In the movie, these guys get about in Ford pickup trucks. In the real world they’d take their 4 wheel drives for a spin to the seaside resorts of Buncrana or Bundoran to shake a leg at the discos there if they felt the need for romance. That’s if they could tear themselves away from Premier League soccer matches on satellite TV long enough to think about ladies.
The filmmakers could have solved most of the film’s problems by turning the clock back 50 years to make a period piece of it. Back then, the isolation and depopulation of rural Ireland might have made this story very real, and we’d have a comedy version of Pat O’Connor’s "Ballroom Of Romance" to look at instead of this hilarity-free timewarp.

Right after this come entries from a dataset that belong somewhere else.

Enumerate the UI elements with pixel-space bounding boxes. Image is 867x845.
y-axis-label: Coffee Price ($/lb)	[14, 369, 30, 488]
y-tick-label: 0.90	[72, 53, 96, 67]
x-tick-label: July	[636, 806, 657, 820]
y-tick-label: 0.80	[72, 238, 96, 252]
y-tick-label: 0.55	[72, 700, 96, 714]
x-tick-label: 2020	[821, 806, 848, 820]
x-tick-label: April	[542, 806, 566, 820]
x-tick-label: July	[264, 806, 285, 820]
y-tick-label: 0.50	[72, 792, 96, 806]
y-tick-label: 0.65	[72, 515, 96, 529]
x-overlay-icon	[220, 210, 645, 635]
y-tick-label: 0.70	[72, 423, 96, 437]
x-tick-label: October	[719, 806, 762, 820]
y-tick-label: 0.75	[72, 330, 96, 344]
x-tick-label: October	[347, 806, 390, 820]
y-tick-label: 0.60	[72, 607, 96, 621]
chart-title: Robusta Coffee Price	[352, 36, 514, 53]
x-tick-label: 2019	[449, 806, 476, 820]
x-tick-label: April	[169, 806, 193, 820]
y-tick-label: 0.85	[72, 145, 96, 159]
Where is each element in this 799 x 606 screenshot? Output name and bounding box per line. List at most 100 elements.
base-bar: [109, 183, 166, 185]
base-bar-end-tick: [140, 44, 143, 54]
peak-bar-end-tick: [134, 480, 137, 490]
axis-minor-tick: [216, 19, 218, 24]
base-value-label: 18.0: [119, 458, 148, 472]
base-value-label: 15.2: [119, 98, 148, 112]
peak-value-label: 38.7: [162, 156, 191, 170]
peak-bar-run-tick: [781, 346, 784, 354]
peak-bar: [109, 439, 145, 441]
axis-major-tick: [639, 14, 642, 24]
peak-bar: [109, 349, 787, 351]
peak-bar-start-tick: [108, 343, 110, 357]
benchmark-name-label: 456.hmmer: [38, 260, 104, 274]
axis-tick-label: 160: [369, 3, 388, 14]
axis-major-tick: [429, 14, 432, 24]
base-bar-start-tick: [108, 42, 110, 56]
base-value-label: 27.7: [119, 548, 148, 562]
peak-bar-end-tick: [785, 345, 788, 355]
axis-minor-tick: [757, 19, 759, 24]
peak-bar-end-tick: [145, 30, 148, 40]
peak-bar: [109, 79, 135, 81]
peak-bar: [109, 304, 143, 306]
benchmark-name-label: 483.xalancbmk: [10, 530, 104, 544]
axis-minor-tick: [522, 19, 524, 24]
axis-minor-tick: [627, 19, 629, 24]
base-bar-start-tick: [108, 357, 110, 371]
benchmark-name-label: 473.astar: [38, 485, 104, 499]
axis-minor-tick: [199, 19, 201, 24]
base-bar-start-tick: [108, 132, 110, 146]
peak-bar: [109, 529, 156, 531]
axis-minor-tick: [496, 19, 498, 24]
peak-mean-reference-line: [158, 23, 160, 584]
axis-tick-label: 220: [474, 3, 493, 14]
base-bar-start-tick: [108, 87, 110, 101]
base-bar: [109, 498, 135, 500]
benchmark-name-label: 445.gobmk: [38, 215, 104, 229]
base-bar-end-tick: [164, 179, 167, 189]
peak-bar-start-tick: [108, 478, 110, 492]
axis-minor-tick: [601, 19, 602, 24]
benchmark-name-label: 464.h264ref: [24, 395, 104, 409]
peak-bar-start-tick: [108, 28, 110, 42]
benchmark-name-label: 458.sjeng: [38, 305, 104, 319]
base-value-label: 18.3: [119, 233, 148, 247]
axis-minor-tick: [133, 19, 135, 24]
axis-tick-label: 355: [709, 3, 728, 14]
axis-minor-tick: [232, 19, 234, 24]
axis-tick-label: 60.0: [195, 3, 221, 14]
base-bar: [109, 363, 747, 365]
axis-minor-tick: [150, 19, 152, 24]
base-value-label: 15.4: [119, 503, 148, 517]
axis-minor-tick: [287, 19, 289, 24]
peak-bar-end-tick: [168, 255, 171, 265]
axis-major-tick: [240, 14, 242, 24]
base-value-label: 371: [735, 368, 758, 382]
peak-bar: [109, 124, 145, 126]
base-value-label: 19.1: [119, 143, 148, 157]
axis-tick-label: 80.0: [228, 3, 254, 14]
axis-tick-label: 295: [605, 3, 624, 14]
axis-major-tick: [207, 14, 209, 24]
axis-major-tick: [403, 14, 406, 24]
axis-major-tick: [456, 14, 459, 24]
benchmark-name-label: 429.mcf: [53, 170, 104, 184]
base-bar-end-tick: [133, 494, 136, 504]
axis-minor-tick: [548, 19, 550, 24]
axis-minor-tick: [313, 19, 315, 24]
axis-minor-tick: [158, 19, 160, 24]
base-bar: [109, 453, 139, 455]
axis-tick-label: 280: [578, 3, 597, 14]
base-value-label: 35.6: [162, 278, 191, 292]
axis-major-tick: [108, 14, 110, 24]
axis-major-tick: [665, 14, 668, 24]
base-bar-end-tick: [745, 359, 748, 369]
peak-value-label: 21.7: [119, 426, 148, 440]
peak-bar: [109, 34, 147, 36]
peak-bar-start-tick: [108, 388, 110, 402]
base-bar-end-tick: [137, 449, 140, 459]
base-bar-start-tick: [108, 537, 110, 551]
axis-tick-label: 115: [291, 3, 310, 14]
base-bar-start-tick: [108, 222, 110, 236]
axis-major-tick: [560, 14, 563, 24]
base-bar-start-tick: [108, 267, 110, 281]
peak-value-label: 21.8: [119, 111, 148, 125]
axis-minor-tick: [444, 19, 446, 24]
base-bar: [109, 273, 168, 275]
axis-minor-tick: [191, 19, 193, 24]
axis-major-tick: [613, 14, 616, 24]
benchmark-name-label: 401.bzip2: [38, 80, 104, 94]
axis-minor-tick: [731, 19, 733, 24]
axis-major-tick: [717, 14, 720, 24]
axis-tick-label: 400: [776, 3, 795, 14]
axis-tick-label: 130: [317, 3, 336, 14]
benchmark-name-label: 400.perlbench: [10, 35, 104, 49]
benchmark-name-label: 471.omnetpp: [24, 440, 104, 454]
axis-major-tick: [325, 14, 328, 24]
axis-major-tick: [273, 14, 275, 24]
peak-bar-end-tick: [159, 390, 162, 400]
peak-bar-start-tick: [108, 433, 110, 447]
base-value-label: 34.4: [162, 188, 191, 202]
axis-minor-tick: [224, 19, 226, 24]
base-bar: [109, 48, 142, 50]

But these would-be rustic Romeos are languishing in a fictitious low-tech present that wastes the talents of lead actors Ian Hart and Niamh Cusack and asks too much of its lesser actors. Liverpudlian Hart hasn’t put a foot wrong in an eight year cinema career that saw him transform himself so completely for his roles — many of them Irish, and as diverse as Uncle Alo in "The Butcher Boy," the psychotic loyalist gunslinger Ginger in "Nothing Personal," and Collin’s batman in "Michael Collins" — that cinema audiences can be forgiven both for thinking that he’s from Ireland and for not recognising him from one role to the next.
At least Hart and Cusack get the Donegal accent right, even if English screenwriter William Ivory gives them little to work with in the way of dialogue. U.S. and British actors take a lot of flak off Irish people for getting Irish accents wrong, but Irish actors often fare just as badly when it comes to getting regional differences right. To seem like they really belong in this isolated village, hermetically sealed off from the rest of the world, would it kill Limerick comedian Pat Shortt, half of the comedy duo "D’Unbelievables," and Sean McGinley to at least try to sound like they’re local?
Shortt plays the local plumber Ollie, a gormless idiot who is perpetually nervous about his lack of experience with women. McGinley plays the dim-witted sheep farmer who pines after the pub owner’s wife, Kate (Niamh Cusack) but can’t find the words to tell her what he really feels. Bizarrely, he is encouraged by the local priest (a walking cliche dispenser played by Risteárd Cooper), to express his love for this married woman over the church PA system. A padre from a parallel universe, perhaps, but not in the real world. The commercial failure of "The Matchmaker" might have nailed the lid on the coffin for this kind of outmoded paddywhackery, but the surprise success of "Waking Ned Devine," and on TV, "Ballykissangel" showed there was still some life in the old corpse.